Look, I’m currently staring at a stack of thirty-five essays on The Great Gatsby, and if I read one more sentence about the green light representing "money," I might actually cry. So, naturally, I took a break.
I needed something short. Something that wasn't trying to be the Great American Novel. I landed on Jane Austen’s Love and Friendship (or Freindship, as she spelled it at fourteen—which, honestly, makes me feel better about my students' spelling).
Here’s the thing: we treat Austen like this polite, tea-sipping saint of English literature. We forget she was savage. Especially at fourteen. This audiobook is barely over an hour, and it’s basically teenage Jane mocking the absolute life out of the romantic novels of her day.
Teenage Jane Was a Menace
If you go into this expecting Pride and Prejudice, you’re going to be confused. (And disappointed). Though honestly, if you want fully-formed Austen, Pride and Prejudice is right there—and it's excellent. This is satire with the safety catch off.
The plot—if you can call it that—is a series of letters detailing the lives of people who are addicted to drama. They don't just feel sad; they faint. Repeatedly. They run mad. They steal money. It’s the 1790 equivalent of a reality TV show where everyone is crying in a limo.
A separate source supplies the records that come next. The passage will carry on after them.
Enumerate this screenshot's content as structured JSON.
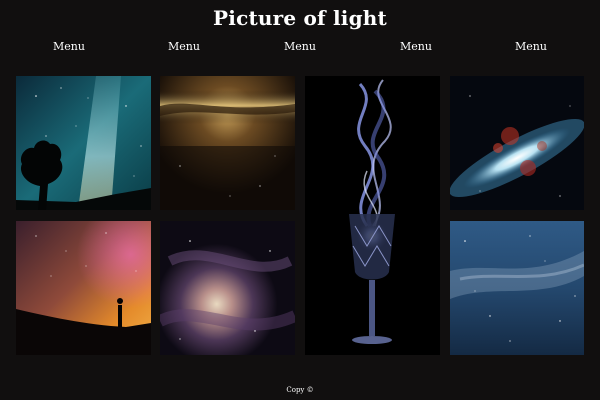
{
  "header": {
    "title": "Picture of light"
  },
  "nav": {
    "items": [
      {
        "label": "Menu"
      },
      {
        "label": "Menu"
      },
      {
        "label": "Menu"
      },
      {
        "label": "Menu"
      },
      {
        "label": "Menu"
      }
    ]
  },
  "gallery": {
    "photos": [
      {
        "subject": "milky-way-tree-silhouette"
      },
      {
        "subject": "golden-galaxy-band"
      },
      {
        "subject": "smoke-over-crystal-glass"
      },
      {
        "subject": "spiral-galaxy"
      },
      {
        "subject": "person-under-glowing-sky"
      },
      {
        "subject": "purple-nebula"
      },
      {
        "subject": "blue-star-field"
      }
    ]
  },
  "footer": {
    "copyright": "Copy ©"
  },
  "colors": {
    "background": "#110f0f",
    "text": "#ffffff"
  }
}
Listening to this, you realize that Marianne Dashwood from Sense and Sensibility didn’t just appear out of nowhere. (Speaking of which, Sense and Sensibility hits differently once you've heard teenage Jane mock these exact character types.). Austen was practicing her eye-rolls years in advance. The way the characters rationalize their terrible behavior ("It would be unfeeling to pay one's debts") is hilarious. It’s messy, it’s loud, and it’s clearly written by a brilliant kid who thinks adults are idiots.
The Voice in the Void
Okay, let’s talk about the narration. The version I grabbed didn't even list the narrator's name—which is usually a red flag.
I’ve heard some grumbling that the performance is "whiny." And look—they aren't wrong. There is a definite whine to the delivery. But here’s my hot take: The characters are supposed to be unbearable. Laura and Sophia are self-absorbed, melodramatic teenagers. If the narrator read this with the dignified calm of a BBC news anchor, the joke wouldn't land.
That said, does the high-pitched dramatics grate on the nerves after forty minutes? Yeah, a little. It’s a performance choice that fits the text but might test your patience. It’s like listening to a friend reenact an argument she had with her boyfriend—funny for five minutes, exhausting for an hour.
Why You Should Bother
My mom (hi Mom, thanks for downloading the pod) would probably hate this. She likes the romance. This is the anti-romance.
But for the rest of us? It’s a fascinating snapshot. It’s watching a master musician tuning their instrument before the concert starts. You hear the wit, the sentence structure, the biting social commentary—it’s just raw and unpolished.
It’s worth an hour of your life just to hear Austen make fun of people who think "sensibility" is a personality trait. Plus, it’s short enough that I can finish it and get back to these Gatsby essays before my coffee gets cold. (I won't, though. I'll probably listen to Lady Susan next. Don't tell Principal Martinez.)